Camaraderie

107 1 0
                                    

Suasana lorong lantai tiga begitu sepi saat suara teriakan seorang gadis memecah hening di sore hari yang cerah. Gadis itu terguling jatuh dari tangga lantai tiga ke lantai dua gedung sekolahan SMA Taruna Bakti. Tidak tampak siapa-siapa di sana. Siswa yang masih tinggal di sekolahan semua berada di lantai satu, sibuk dengan kegiatan klub masing-masing.

Gadis yang terjatuh itu dengan pandangan sedikit kabur sempat melihat kaus kaki bergambar bunga matahari kecil di bagian atasnya dengan inisial huruf A sebelum akhirnya tidak sadarkan diri.

***

Pandangan tidak menyenangkan dilayangkan kepada gadis dengan rambut pendek sebahu berponi tipis yang menghiasi wajah oval-nya. Dia tidak risi, malah mungkin tidak peduli dengan tatapan tajam teman-temannya.

Dia duduk di bangku seperti biasa, mengeluarkan semua buku pelajaran pagi itu. Gadis itu tergoda untuk membalas tatapan teman-temannya secara bergantian. Ada yang menghindar, ada juga yang masih menatapnya berani. Ayana, nama gadis itu, hanya menghembuskan napas perlahan dan kembali fokus.

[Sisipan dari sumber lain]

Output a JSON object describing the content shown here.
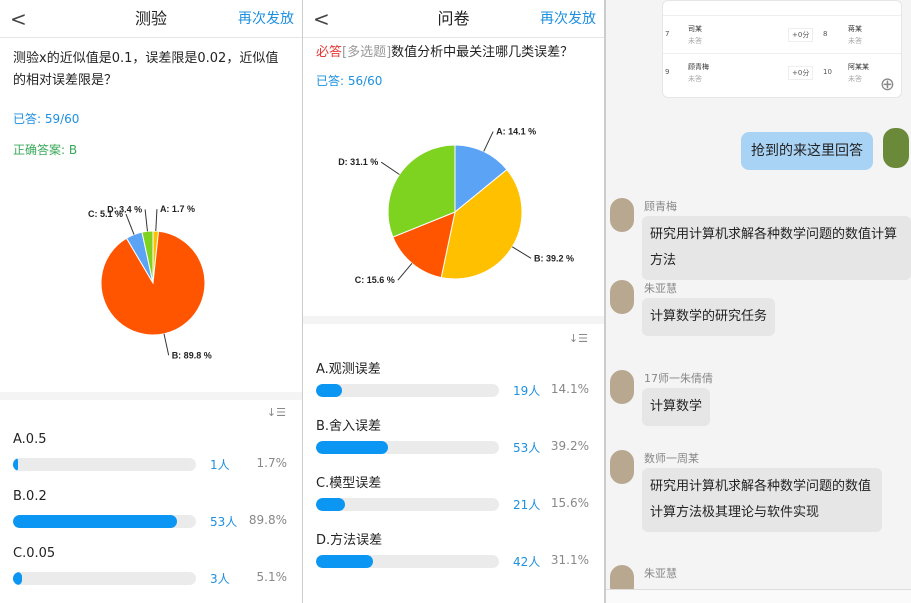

Saat mata pelajaran tengah dimulai, seorang guru memasuki ruangan kelas menghentikan kegiatan belajar mengajar itu sejenak.

"Maaf, Bu saya mengganggu. Saya ingin memanggil salah seorang murid Ibu ikut bersama saya ke kantor kepala sekolah," ucap guru wanita berpostur tinggi. Masih muda dan cantik.

"Tentu, Bu, silakan," balasnya sopan dan ramah.

"Ayana, ikut saya ke kantor kepala sekolah," ucap guru wanita yang masih muda dan cantik itu tegas. Suara bisik-bisik murid seketika berdengung di telinga.

"Saya harap, kalian tidak menyebarkan gosip dan berita karangan yang belum kalian ketahui kebenarannya. Hukuman keras bagi pelaku yang menyebarkan berita tidak benar di dalam lingkungan sekolah. Mengerti!"

Seketika hening. Walaupun masih sangat muda, Bu Talita sangat berwibawa. Beliau orang yang sangat disegani oleh anak didiknya, selain sangat disiplin, dia juga merupakan salah satu guru yang dekat dan mengetahui cara berkomunikasi dengan para murid dengan baik, serta sangat berdedikasi dengan profesinya.

Ayana berjalan di belakang Bu Talita. Keduanya masuk ke dalam sebuah ruangan yang rapi dan tertata dengan sedemikian rupa. Ruangan milik kepala sekolah Taruna Bakti ini memiliki sofa untuk menerima tamu dan di sana lah mereka duduk.

"Kepala sekolah ada rapat dengan komite sekolah, jadi sementara saya ingin bicara sama kamu sekali lagi, Ay. Nggak masalah?" tanya Bu Talita sejenak setelah mereka duduk. Wajah Ayana biasa saja, cenderung cuek dan tidak terlalu peduli kenapa dia bisa dipanggil ke tempat itu. Dia sudah bisa menebak alasannya.

"Masih karena hal yang sama ya, Bu?" tanyanya.

Ayana hanya tersenyum sekedarnya lalu memusatkan kembali perhatiannya kepada guru konselingnya itu. Wajahnya serius dan tampak khawatir. Sepertinya masalah yang Ayana hadapi sangat rumit dan membingungkan.

"Ay, tolong jawab saya sekali lagi. Benar kamu ada di lantai tiga ketika peristiwa itu terjadi?" tanya Talita serius. Ayana mengangguk dengan mantap

"Jam berapa kamu pulang saat itu?" tanya Talita kembali.

"Sekitar pukul tiga sore, Bu. Dan kalau Ibu bertanya apa saya punya masalah dengan Gladis, jawabannya tidak ada. Tapi benar kalau saya dan dia sempat berdebat pagi itu, tentang arisan kelas. Saya rasa masalah itu selesai saat itu juga, hanya kesalahpahaman saja. Bisa tanya sama teman-teman di sana kalau Ibu butuh kejelasan." Sorot mata Ayana kuat dan yakin. Dia mempercayai apa yang dia ucapkan.

"Soal itu Ibu sudah konfirmasi ke Laras dan teman-teman kamu yang lain. Ay, kamu harus mengerti masalah ini cukup serius. Gladis sampai harus dirawat di rumah sakit karena peristiwa itu. Dan kamu menjadi tersangka satu-satunya saat ini. Perundungan akan disikap tegas di sekolah ini." Talita menghela napas.